Future-Proof your Business with Identity-Centric Security

Creating and executing a truly identity-centric security strategy is more subjective than just “block” or “allow.” It takes a nuanced, subtle and proactive approach to be successful.

Imagine inviting guests to your house for an informal work meeting. You let them in with a cursory identity check at the front door but immediately tell them what rooms they are allowed into and what rooms they are not. The guests may be friends, employees, your boss or a third party brought in to do a presentation. Do they feel welcome?

As the meeting continues, you follow your guests from room to room, and tell them in an authoritarian tone that they can or can’t open that drawer, pick up that mug, use that knife or even scale those stairs. How is this experience making your guests feel? Do they want to be there, let alone stay? Do they want to participate in the meeting?

In another scenario, imagine explaining to your guests what will happen before they arrive. You already know who is coming. You can explain what they can expect upon arrival and outline the benefits of the boundaries you have set, whether it be the snacks and drinks or where you will conduct the meeting. When plans change and the third-party presenter needs a room different than the one you planned on, you can course-correct immediately because you already have Plan B mapped in your head.

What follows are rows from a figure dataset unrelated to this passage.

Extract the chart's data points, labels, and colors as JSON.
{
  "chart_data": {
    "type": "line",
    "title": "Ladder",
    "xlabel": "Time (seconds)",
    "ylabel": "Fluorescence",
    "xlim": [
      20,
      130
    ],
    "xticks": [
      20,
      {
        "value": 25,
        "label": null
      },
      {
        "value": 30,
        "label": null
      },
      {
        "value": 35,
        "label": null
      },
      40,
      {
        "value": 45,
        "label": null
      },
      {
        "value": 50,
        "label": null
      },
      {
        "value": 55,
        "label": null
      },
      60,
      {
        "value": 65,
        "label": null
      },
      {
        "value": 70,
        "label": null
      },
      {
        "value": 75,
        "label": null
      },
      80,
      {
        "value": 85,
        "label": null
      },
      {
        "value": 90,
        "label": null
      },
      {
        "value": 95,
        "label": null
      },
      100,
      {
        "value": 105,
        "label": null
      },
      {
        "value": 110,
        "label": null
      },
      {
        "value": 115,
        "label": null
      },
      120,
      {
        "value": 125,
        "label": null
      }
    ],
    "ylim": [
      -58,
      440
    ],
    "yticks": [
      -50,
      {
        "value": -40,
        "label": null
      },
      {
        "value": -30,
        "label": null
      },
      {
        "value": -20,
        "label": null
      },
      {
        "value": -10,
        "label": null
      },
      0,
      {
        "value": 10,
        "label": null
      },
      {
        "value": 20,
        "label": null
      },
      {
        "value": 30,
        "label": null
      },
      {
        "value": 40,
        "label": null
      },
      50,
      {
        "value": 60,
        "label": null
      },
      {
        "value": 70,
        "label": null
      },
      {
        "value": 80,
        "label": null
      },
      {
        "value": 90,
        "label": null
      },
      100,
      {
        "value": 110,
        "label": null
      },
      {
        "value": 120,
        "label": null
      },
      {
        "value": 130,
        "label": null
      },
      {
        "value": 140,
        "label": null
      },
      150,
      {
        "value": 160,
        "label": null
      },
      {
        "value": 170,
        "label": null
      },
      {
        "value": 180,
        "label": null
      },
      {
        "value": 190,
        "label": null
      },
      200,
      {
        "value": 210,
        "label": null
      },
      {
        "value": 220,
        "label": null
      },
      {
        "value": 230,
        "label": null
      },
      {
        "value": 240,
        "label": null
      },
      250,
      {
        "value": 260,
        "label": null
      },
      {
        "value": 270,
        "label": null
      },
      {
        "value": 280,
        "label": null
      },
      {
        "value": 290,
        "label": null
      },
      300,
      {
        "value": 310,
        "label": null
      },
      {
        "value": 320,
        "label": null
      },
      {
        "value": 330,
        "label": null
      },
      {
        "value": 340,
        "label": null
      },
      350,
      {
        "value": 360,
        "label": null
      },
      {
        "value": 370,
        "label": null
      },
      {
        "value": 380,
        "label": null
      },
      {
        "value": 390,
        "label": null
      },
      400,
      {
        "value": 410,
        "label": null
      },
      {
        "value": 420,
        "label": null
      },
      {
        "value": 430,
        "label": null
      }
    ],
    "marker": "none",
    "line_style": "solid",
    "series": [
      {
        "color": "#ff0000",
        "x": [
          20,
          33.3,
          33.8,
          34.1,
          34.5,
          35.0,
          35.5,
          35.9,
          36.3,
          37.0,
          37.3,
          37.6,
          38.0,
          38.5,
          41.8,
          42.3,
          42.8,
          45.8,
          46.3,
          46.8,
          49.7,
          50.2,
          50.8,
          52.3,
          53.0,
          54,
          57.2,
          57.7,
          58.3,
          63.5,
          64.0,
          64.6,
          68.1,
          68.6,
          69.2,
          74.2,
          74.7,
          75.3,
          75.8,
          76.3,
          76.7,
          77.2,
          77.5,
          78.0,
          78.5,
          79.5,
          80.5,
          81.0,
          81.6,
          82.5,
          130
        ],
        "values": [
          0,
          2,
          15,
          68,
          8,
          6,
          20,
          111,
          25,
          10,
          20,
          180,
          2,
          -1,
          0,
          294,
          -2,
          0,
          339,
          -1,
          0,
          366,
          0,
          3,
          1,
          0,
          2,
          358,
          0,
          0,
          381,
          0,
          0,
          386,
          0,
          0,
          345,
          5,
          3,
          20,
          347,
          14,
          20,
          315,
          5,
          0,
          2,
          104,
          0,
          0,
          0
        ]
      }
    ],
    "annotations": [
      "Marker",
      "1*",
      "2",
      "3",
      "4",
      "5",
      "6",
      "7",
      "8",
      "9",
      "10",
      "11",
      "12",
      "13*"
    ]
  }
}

Think of an identity-centric security strategy in the same terms as the guests you’ve invited to your home. The guests have their own rules based on what they need to do — when, where and how. Why do you care what each of your guests is doing? Let’s put it into perspective.

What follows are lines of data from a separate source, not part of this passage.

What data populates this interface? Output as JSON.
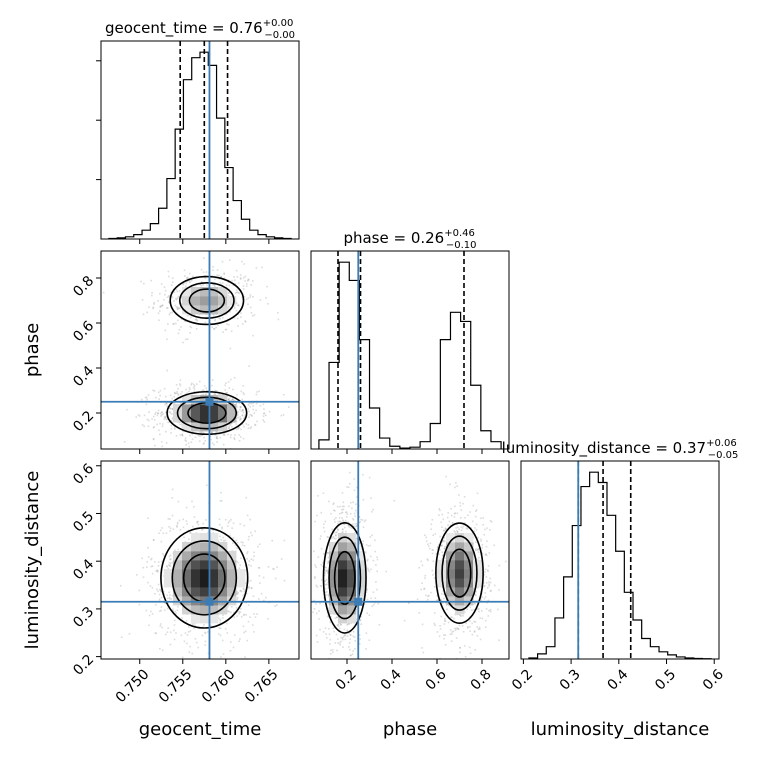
{
  "chart_data": {
    "type": "corner",
    "parameters": [
      {
        "key": "geocent_time",
        "label": "geocent_time",
        "range": [
          0.7455,
          0.7685
        ],
        "ticks": [
          "0.750",
          "0.755",
          "0.760",
          "0.765"
        ],
        "tick_values": [
          0.75,
          0.755,
          0.76,
          0.765
        ],
        "title": {
          "name": "geocent_time",
          "median": "0.76",
          "plus": "+0.00",
          "minus": "−0.00"
        },
        "quantiles": [
          0.7547,
          0.7575,
          0.7602
        ],
        "truth": 0.7581,
        "hist": [
          0.5,
          1,
          2,
          4,
          8,
          14,
          28,
          55,
          100,
          145,
          165,
          170,
          158,
          110,
          65,
          35,
          18,
          8,
          4,
          2,
          1,
          0.5
        ]
      },
      {
        "key": "phase",
        "label": "phase",
        "range": [
          0.04,
          0.92
        ],
        "ticks": [
          "0.2",
          "0.4",
          "0.6",
          "0.8"
        ],
        "tick_values": [
          0.2,
          0.4,
          0.6,
          0.8
        ],
        "title": {
          "name": "phase",
          "median": "0.26",
          "plus": "+0.46",
          "minus": "−0.10"
        },
        "quantiles": [
          0.16,
          0.26,
          0.72
        ],
        "truth": 0.25,
        "hist": [
          10,
          95,
          205,
          185,
          120,
          45,
          12,
          3,
          1,
          2,
          8,
          28,
          120,
          150,
          140,
          70,
          20,
          8
        ]
      },
      {
        "key": "luminosity_distance",
        "label": "luminosity_distance",
        "range": [
          0.195,
          0.61
        ],
        "ticks": [
          "0.2",
          "0.3",
          "0.4",
          "0.5",
          "0.6"
        ],
        "tick_values": [
          0.2,
          0.3,
          0.4,
          0.5,
          0.6
        ],
        "title": {
          "name": "luminosity_distance",
          "median": "0.37",
          "plus": "+0.06",
          "minus": "−0.05"
        },
        "quantiles": [
          0.315,
          0.367,
          0.425
        ],
        "truth": 0.315,
        "hist": [
          1,
          5,
          12,
          40,
          80,
          130,
          168,
          182,
          172,
          140,
          105,
          65,
          38,
          20,
          12,
          7,
          4,
          2,
          1,
          0.5,
          0.3
        ]
      }
    ],
    "pairs": [
      {
        "x": "geocent_time",
        "y": "phase",
        "modes": [
          {
            "cx": 0.7578,
            "cy": 0.7,
            "sx": 0.0022,
            "sy": 0.055,
            "w": 0.5
          },
          {
            "cx": 0.7578,
            "cy": 0.2,
            "sx": 0.0022,
            "sy": 0.045,
            "w": 1.0
          }
        ]
      },
      {
        "x": "geocent_time",
        "y": "luminosity_distance",
        "modes": [
          {
            "cx": 0.7575,
            "cy": 0.365,
            "sx": 0.0024,
            "sy": 0.05,
            "w": 1.0
          }
        ]
      },
      {
        "x": "phase",
        "y": "luminosity_distance",
        "modes": [
          {
            "cx": 0.19,
            "cy": 0.365,
            "sx": 0.045,
            "sy": 0.055,
            "w": 1.0
          },
          {
            "cx": 0.7,
            "cy": 0.375,
            "sx": 0.05,
            "sy": 0.05,
            "w": 0.85
          }
        ]
      }
    ]
  }
}
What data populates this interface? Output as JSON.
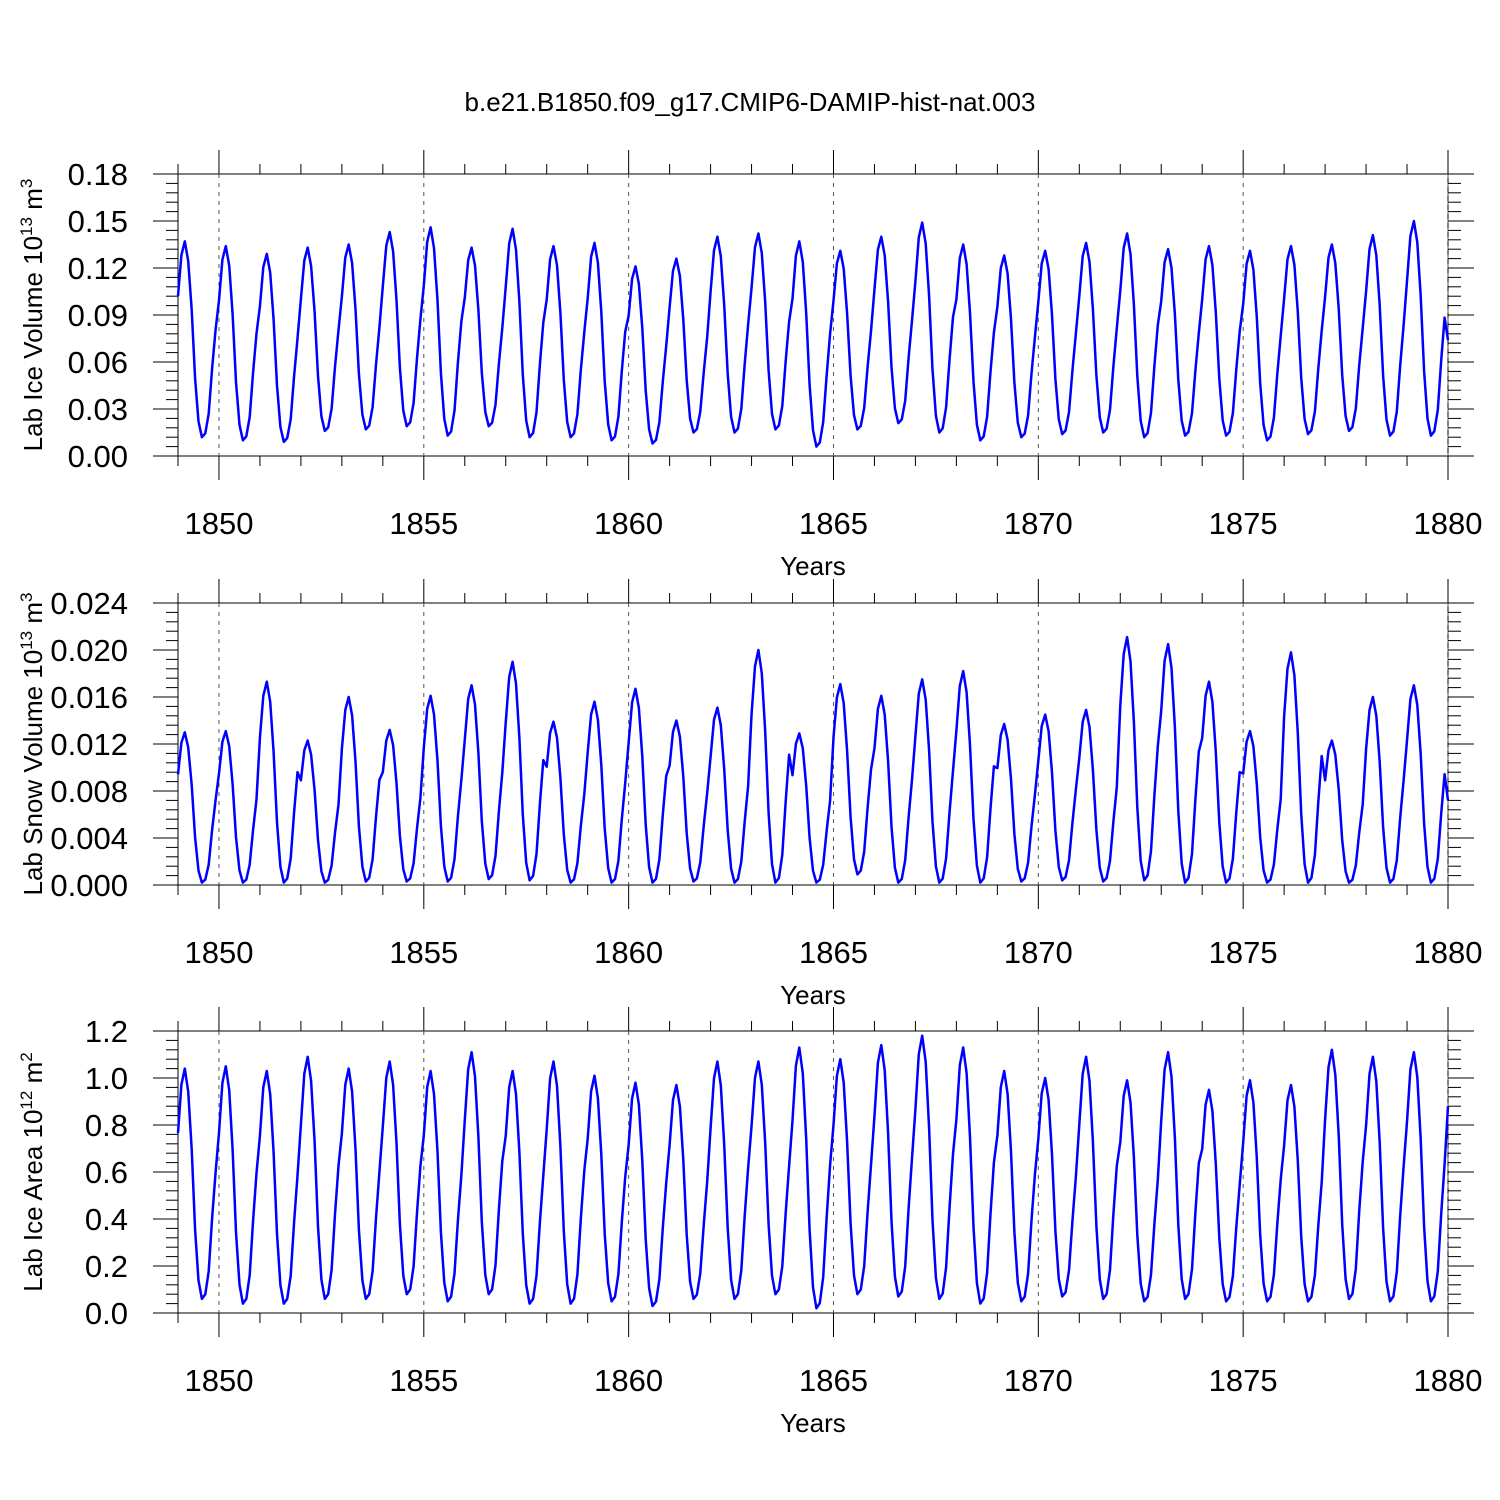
{
  "figure": {
    "title": "b.e21.B1850.f09_g17.CMIP6-DAMIP-hist-nat.003",
    "line_color": "#0000ff",
    "grid": "dashed vertical lines at major x ticks"
  },
  "chart_data": [
    {
      "type": "line",
      "xlabel": "Years",
      "ylabel": "Lab Ice Volume 10",
      "ylabel_exp": "13",
      "ylabel_unit": " m",
      "ylabel_unit_exp": "3",
      "xlim": [
        1849,
        1880
      ],
      "ylim": [
        0,
        0.18
      ],
      "xticks": [
        1850,
        1855,
        1860,
        1865,
        1870,
        1875,
        1880
      ],
      "xtick_labels": [
        "1850",
        "1855",
        "1860",
        "1865",
        "1870",
        "1875",
        "1880"
      ],
      "yticks": [
        0,
        0.03,
        0.06,
        0.09,
        0.12,
        0.15,
        0.18
      ],
      "ytick_labels": [
        "0.00",
        "0.03",
        "0.06",
        "0.09",
        "0.12",
        "0.15",
        "0.18"
      ],
      "start_year": 1849,
      "points_per_year": 12,
      "peaks": [
        0.137,
        0.134,
        0.129,
        0.133,
        0.135,
        0.143,
        0.146,
        0.133,
        0.145,
        0.134,
        0.136,
        0.121,
        0.126,
        0.14,
        0.142,
        0.137,
        0.131,
        0.14,
        0.149,
        0.135,
        0.128,
        0.131,
        0.136,
        0.142,
        0.132,
        0.134,
        0.131,
        0.134,
        0.135,
        0.141,
        0.15
      ],
      "troughs": [
        0.012,
        0.01,
        0.009,
        0.016,
        0.017,
        0.019,
        0.013,
        0.019,
        0.012,
        0.012,
        0.01,
        0.008,
        0.015,
        0.015,
        0.017,
        0.006,
        0.017,
        0.021,
        0.015,
        0.01,
        0.012,
        0.014,
        0.015,
        0.012,
        0.013,
        0.013,
        0.01,
        0.014,
        0.016,
        0.013,
        0.013
      ],
      "final_value": 0.074
    },
    {
      "type": "line",
      "xlabel": "Years",
      "ylabel": "Lab Snow Volume 10",
      "ylabel_exp": "13",
      "ylabel_unit": " m",
      "ylabel_unit_exp": "3",
      "xlim": [
        1849,
        1880
      ],
      "ylim": [
        0,
        0.024
      ],
      "xticks": [
        1850,
        1855,
        1860,
        1865,
        1870,
        1875,
        1880
      ],
      "xtick_labels": [
        "1850",
        "1855",
        "1860",
        "1865",
        "1870",
        "1875",
        "1880"
      ],
      "yticks": [
        0,
        0.004,
        0.008,
        0.012,
        0.016,
        0.02,
        0.024
      ],
      "ytick_labels": [
        "0.000",
        "0.004",
        "0.008",
        "0.012",
        "0.016",
        "0.020",
        "0.024"
      ],
      "start_year": 1849,
      "points_per_year": 12,
      "peaks": [
        0.013,
        0.0131,
        0.0173,
        0.0123,
        0.016,
        0.0132,
        0.0161,
        0.017,
        0.019,
        0.0139,
        0.0156,
        0.0167,
        0.014,
        0.0151,
        0.02,
        0.0129,
        0.0171,
        0.0161,
        0.0175,
        0.0182,
        0.0137,
        0.0145,
        0.0149,
        0.0211,
        0.0205,
        0.0173,
        0.0131,
        0.0198,
        0.0123,
        0.016,
        0.017
      ],
      "troughs": [
        0.0002,
        0.0002,
        0.0002,
        0.0002,
        0.0003,
        0.0003,
        0.0003,
        0.0005,
        0.0004,
        0.0002,
        0.0002,
        0.0002,
        0.0003,
        0.0002,
        0.0002,
        0.0002,
        0.0009,
        0.0002,
        0.0002,
        0.0002,
        0.0003,
        0.0004,
        0.0003,
        0.0004,
        0.0002,
        0.0002,
        0.0002,
        0.0002,
        0.0002,
        0.0002,
        0.0002
      ],
      "final_value": 0.0072
    },
    {
      "type": "line",
      "xlabel": "Years",
      "ylabel": "Lab Ice Area 10",
      "ylabel_exp": "12",
      "ylabel_unit": " m",
      "ylabel_unit_exp": "2",
      "xlim": [
        1849,
        1880
      ],
      "ylim": [
        0,
        1.2
      ],
      "xticks": [
        1850,
        1855,
        1860,
        1865,
        1870,
        1875,
        1880
      ],
      "xtick_labels": [
        "1850",
        "1855",
        "1860",
        "1865",
        "1870",
        "1875",
        "1880"
      ],
      "yticks": [
        0,
        0.2,
        0.4,
        0.6,
        0.8,
        1.0,
        1.2
      ],
      "ytick_labels": [
        "0.0",
        "0.2",
        "0.4",
        "0.6",
        "0.8",
        "1.0",
        "1.2"
      ],
      "start_year": 1849,
      "points_per_year": 12,
      "peaks": [
        1.04,
        1.05,
        1.03,
        1.09,
        1.04,
        1.07,
        1.03,
        1.11,
        1.03,
        1.07,
        1.01,
        0.98,
        0.97,
        1.07,
        1.07,
        1.13,
        1.08,
        1.14,
        1.18,
        1.13,
        1.03,
        1.0,
        1.09,
        0.99,
        1.11,
        0.95,
        0.99,
        0.97,
        1.12,
        1.09,
        1.11
      ],
      "troughs": [
        0.06,
        0.04,
        0.04,
        0.06,
        0.06,
        0.08,
        0.05,
        0.08,
        0.04,
        0.04,
        0.05,
        0.03,
        0.06,
        0.06,
        0.08,
        0.02,
        0.08,
        0.07,
        0.06,
        0.04,
        0.05,
        0.07,
        0.06,
        0.05,
        0.06,
        0.05,
        0.05,
        0.05,
        0.06,
        0.05,
        0.05
      ],
      "final_value": 0.88
    }
  ]
}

Across the 53K+ security events and 2,216 data breaches referenced in Verizon’s DBIR 2018, 17% had user errors as causal events. That is 9,000+ events and 377 breaches; 12% involved privilege misuse (6,300+ events and 266 breaches), and 28% involved internal actors. That’s a staggering 14,840 incidents and 620 breaches that occurred in one year due to people who had permission to be there (the guests in your home!). So, it turns out, your guests are a weak link in your security armour.

How, then, do you protect your business? Future-proofing can naturally take many guises because it depends on the appetite for preparing for the unknown. Everything from intense strategy sessions that aim to identify potential threats (internally and externally) to Artificial Intelligence (AI) and Machine Learning (ML) predicting and reacting can be involved. But there is a better way. And at the heart of that better, more strategic way is identity.

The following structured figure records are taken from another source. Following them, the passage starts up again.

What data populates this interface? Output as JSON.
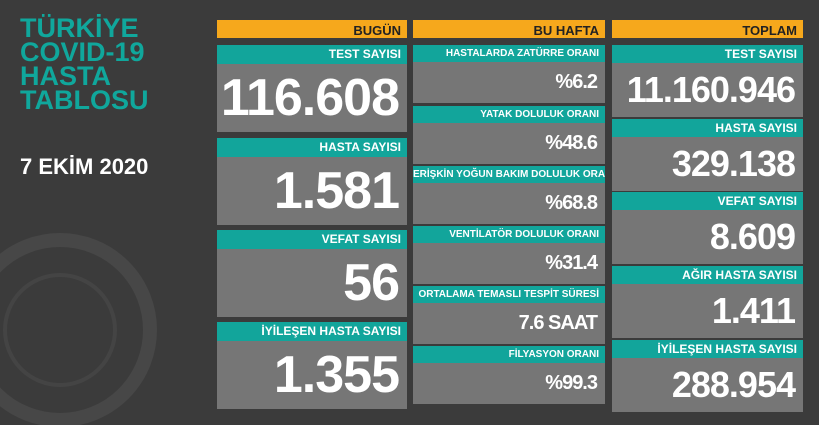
{
  "title_lines": [
    "TÜRKİYE",
    "COVID-19",
    "HASTA",
    "TABLOSU"
  ],
  "date": "7 EKİM 2020",
  "columns": [
    {
      "header": "BUGÜN",
      "items": [
        {
          "label": "TEST SAYISI",
          "value": "116.608"
        },
        {
          "label": "HASTA SAYISI",
          "value": "1.581"
        },
        {
          "label": "VEFAT SAYISI",
          "value": "56"
        },
        {
          "label": "İYİLEŞEN HASTA SAYISI",
          "value": "1.355"
        }
      ]
    },
    {
      "header": "BU HAFTA",
      "items": [
        {
          "label": "HASTALARDA ZATÜRRE ORANI",
          "value": "%6.2"
        },
        {
          "label": "YATAK DOLULUK ORANI",
          "value": "%48.6"
        },
        {
          "label": "ERİŞKİN YOĞUN BAKIM DOLULUK ORANI",
          "value": "%68.8"
        },
        {
          "label": "VENTİLATÖR DOLULUK ORANI",
          "value": "%31.4"
        },
        {
          "label": "ORTALAMA TEMASLI TESPİT SÜRESİ",
          "value": "7.6 SAAT"
        },
        {
          "label": "FİLYASYON ORANI",
          "value": "%99.3"
        }
      ]
    },
    {
      "header": "TOPLAM",
      "items": [
        {
          "label": "TEST SAYISI",
          "value": "11.160.946"
        },
        {
          "label": "HASTA SAYISI",
          "value": "329.138"
        },
        {
          "label": "VEFAT SAYISI",
          "value": "8.609"
        },
        {
          "label": "AĞIR HASTA SAYISI",
          "value": "1.411"
        },
        {
          "label": "İYİLEŞEN HASTA SAYISI",
          "value": "288.954"
        }
      ]
    }
  ]
}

The foundation to future-proofing with identity at the forefront of your approach is rooted in preparation, knowing who your benevolent actors and malevolent actors are and also in implementing solutions that track these actors’ journeys. Where do they go? What do they do? And why are they doing it? All of those movements need to be accounted for. Go and no-go protocols, the questioning of anomalies, all whilst ensuring that business still gets done. Your Identity and Data Management (IDM) programme needs to enable activity quickly and securely as opposed to blocking activity that is crucial to your business.

If protective measures are not set with workforce buy-in and understanding, it won’t take long for them to be looked at with resentment (slowing down productivity) and with a negative instead of a positive lens. Explaining why the programme was necessary, and how it protects workers in addition to the network, goes a long way toward achieving compliance by personnel.

Being prepared for what the status quo is today and what that status quo will become tomorrow starts with a structured understanding of what an organisation truly looks like. To truly future-proof your business, you must have a view on what regions, teams, roles and individuals are doing and how they are delivering the company goals. From a standing start, this level of building out IDM is a huge task on its own. But, at scale, doing this retrospectively — after an organisation has thousands of employees across the world — is naturally prohibitive to executing an IDM strategy at all, let alone truly adding value in the long term.

Future-proofing your identity strategy needs to be iterative and constant and must include people, places, things, what, where and why at the centre. Your organisation changes. The individuals, roles, teams and regions evolve regularly. By beginning with a solid grasp of what the business is and what it aims to do, and aligning your identity strategy to organisational goals, you are positioning for growth and security. Just like dictating where your guests can and can’t go within your home, organisations must map out strategic experiences – both internally and externally.